Diversity and Inclusion Statement

What Constitutes Diversity?

We view diversity holistically, understanding that the definition is constantly evolving. Our definition of diversity includes but is not limited to race, ethnicity, color, nationality, sex, sexual orientation, gender identity and expression, class, religion, disability, age, military status, visa status, economic status, geographic location, and language/linguistic ability. Diverse and well-reasoned ideas, approaches, and experiences are also essential parts of inclusion and equity.

What Are Our Guiding Principles and Values?

Miami University is committed to and fully embraces the philosophy and belief that a diverse academic community is among an institution's greatest strengths. As decades of research and experience have shown, every unit and individual on campus benefits from diversity when there is an environment where people from a wide variety of backgrounds learn from one another, share ideas, and work collaboratively to ask and solve questions. This is especially important given Miami's commitment to excellence in undergraduate teaching and learning. A diverse and inclusive campus enhances the living, learning, and working environment for every student, staff, and faculty member. Together, these benefits help Miami achieve its special mission as a public institution in Ohio, educating students across the state and preparing them to be leaders in a variety of fields who are ready for the demands of the 21st century workforce. We therefore aspire to attract and retain a broadly diverse group of faculty, staff, and students.

What Actions Do We Commit to Taking?

Creating and sustaining a diverse and inclusive environment where active and successful engagement occurs across difference requires effective policy and practice. These are the responsibility of all Miami administrators, faculty, staff, and students. These practices and policies include (but are not limited to):

  • Actively recruiting, admitting, hiring, and retaining the widest array of talented students, faculty, and staff, nationally and internationally
  • Providing appropriate financial aid to those who need it
  • Deliberately designing and offering curricula that promote deep learning (including opportunities for deep learning about human diversity) and provide critical learning opportunities
  • Providing support, professional development, and working conditions for students, faculty, and staff that lead to long-term retention, satisfaction, and growth
  • Examining these and other practices and policies for impact and effectiveness, and changing them when we find them lacking

In addition to taking proactive steps like these, we also actively work to address and eliminate acts of harassment, hate, and violence that negatively impact the ability of our community members to engage in their intentional work together. We oppose activities that threaten our educational mission and the rights, dignity, or humanity of the students, faculty, and staff who are fulfilling that mission and working in good faith to engage respectfully across difference. In these ways, we work to ensure that all students, faculty, and staff experience and recognize Miami as a community environment where a diversity of thoughtful ideas and lived experiences are welcome, valued, and contribute to collaborative and respectful knowledge-making.

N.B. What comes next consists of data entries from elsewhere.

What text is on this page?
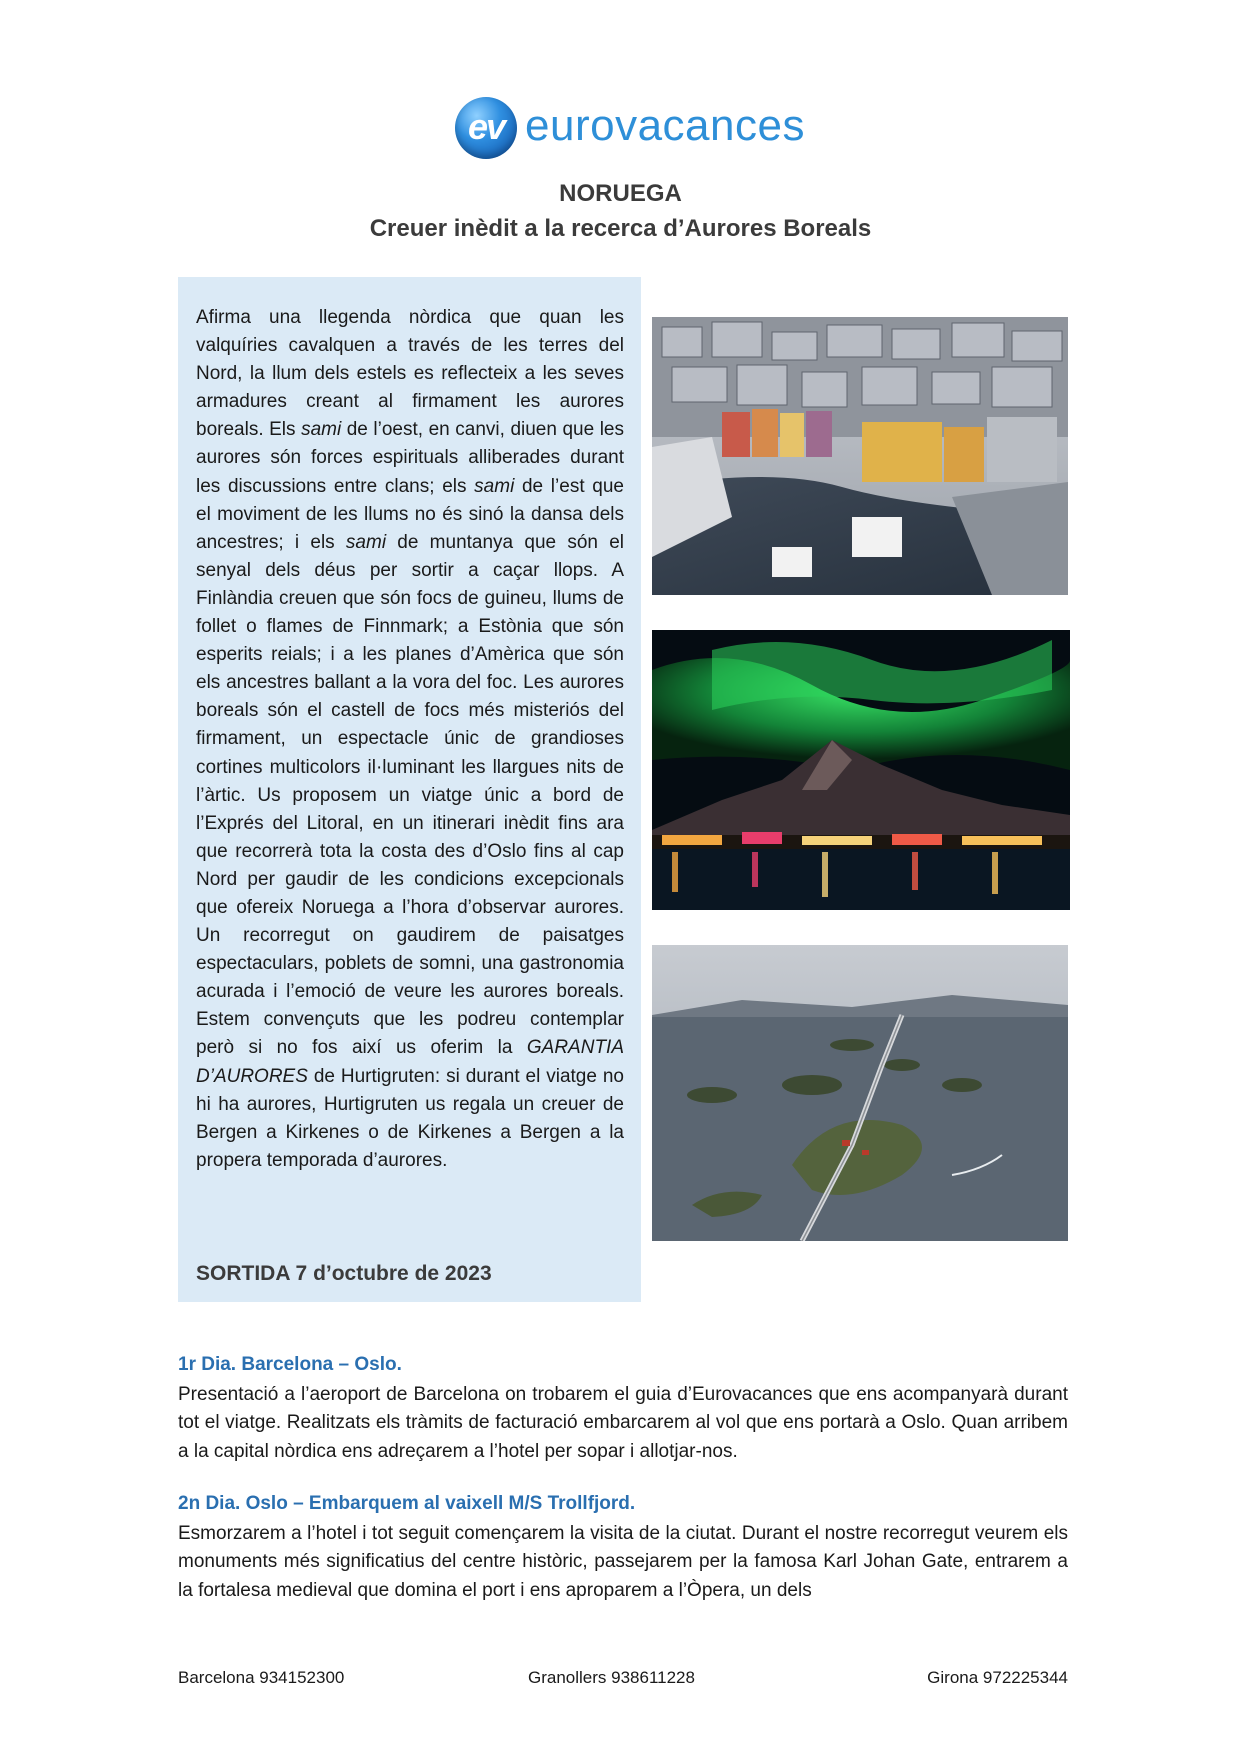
ev eurovacances
NORUEGA
Creuer inèdit a la recerca d’Aurores Boreals
Afirma una llegenda nòrdica que quan les valquíries cavalquen a través de les terres del Nord, la llum dels estels es reflecteix a les seves armadures creant al firmament les aurores boreals. Els sami de l’oest, en canvi, diuen que les aurores són forces espirituals alliberades durant les discussions entre clans; els sami de l’est que el moviment de les llums no és sinó la dansa dels ancestres; i els sami de muntanya que són el senyal dels déus per sortir a caçar llops. A Finlàndia creuen que són focs de guineu, llums de follet o flames de Finnmark; a Estònia que són esperits reials; i a les planes d’Amèrica que són els ancestres ballant a la vora del foc. Les aurores boreals són el castell de focs més misteriós del firmament, un espectacle únic de grandioses cortines multicolors il·luminant les llargues nits de l’àrtic. Us proposem un viatge únic a bord de l’Exprés del Litoral, en un itinerari inèdit fins ara que recorrerà tota la costa des d’Oslo fins al cap Nord per gaudir de les condicions excepcionals que ofereix Noruega a l’hora d’observar aurores. Un recorregut on gaudirem de paisatges espectaculars, poblets de somni, una gastronomia acurada i l’emoció de veure les aurores boreals. Estem convençuts que les podreu contemplar però si no fos així us oferim la GARANTIA D’AURORES de Hurtigruten: si durant el viatge no hi ha aurores, Hurtigruten us regala un creuer de Bergen a Kirkenes o de Kirkenes a Bergen a la propera temporada d’aurores.
SORTIDA 7 d’octubre de 2023
1r Dia. Barcelona – Oslo.
Presentació a l’aeroport de Barcelona on trobarem el guia d’Eurovacances que ens acompanyarà durant tot el viatge. Realitzats els tràmits de facturació embarcarem al vol que ens portarà a Oslo. Quan arribem a la capital nòrdica ens adreçarem a l’hotel per sopar i allotjar-nos.
2n Dia. Oslo – Embarquem al vaixell M/S Trollfjord.
Esmorzarem a l’hotel i tot seguit començarem la visita de la ciutat. Durant el nostre recorregut veurem els monuments més significatius del centre històric, passejarem per la famosa Karl Johan Gate, entrarem a la fortalesa medieval que domina el port i ens aproparem a l’Òpera, un dels
Barcelona 934152300	Granollers 938611228	Girona 972225344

What is the Rationale for Our Position?

Actively engaging with a variety of people, perspectives, experiences, and ideas is part of a comprehensive and meaningful education in the 21st century. Research has repeatedly demonstrated that engaging with a variety of perspectives and dialoguing across diverse experiences can provide opportunities for those involved to think critically, increase understanding of disparate ideas, deepen learning, interact in meaningful ways with varied communities, and effectively participate in a heterogeneous world with increasingly porous borders. This research also tells us that students who interact with diverse peers and take courses that include multicultural perspectives are more engaged learners, more likely to become involved in community service programs, more successful in occupations that require teamwork and collaboration, and more likely to remain enrolled in school and pursue professional or graduate degrees after completing undergraduate degrees. ¹ We have seen this research play out in our own Miami community through stories and perspectives shared by our students, faculty, administrators, and staff.

There is a robust body of research and court rulings that affirm the educational and workplace value of diversity—a confirmation echoed by a wide variety of stakeholders from business, the military, government, academia, faith-based organizations, and beyond. The research underscores our belief that opinions rendered by a diverse body and community further the University's goals by challenging traditional educational practices and knowledge, by allowing new and different world views to flourish, and by positively impacting the ways of seeing and thinking about problems and issues which consequently allow for new perspectives and answers to emerge, curriculums to shift, and new scholarly pursuits to develop. The position we take here is a reaffirmation of the position we have long taken. This is evident in our Mission and Values statements, 20/20 Strategic Plan (Foundation Goal #2 Diversity, Inclusion, Global Experiences), and Code.

¹ See, for example, Gurin (2004); Gurin, et al (2002); Milem (2003); College Board (2009, 2010); Coleman et al (2006); Gratz v Bollinger (2003); Grutter v Bollinger (2003); Parents Involved in Community Schools v Seattle School District (2007); Regents of the Univ of California v Bakke (1978); Fisher v Univ of Texas at Austin (2013; 2016).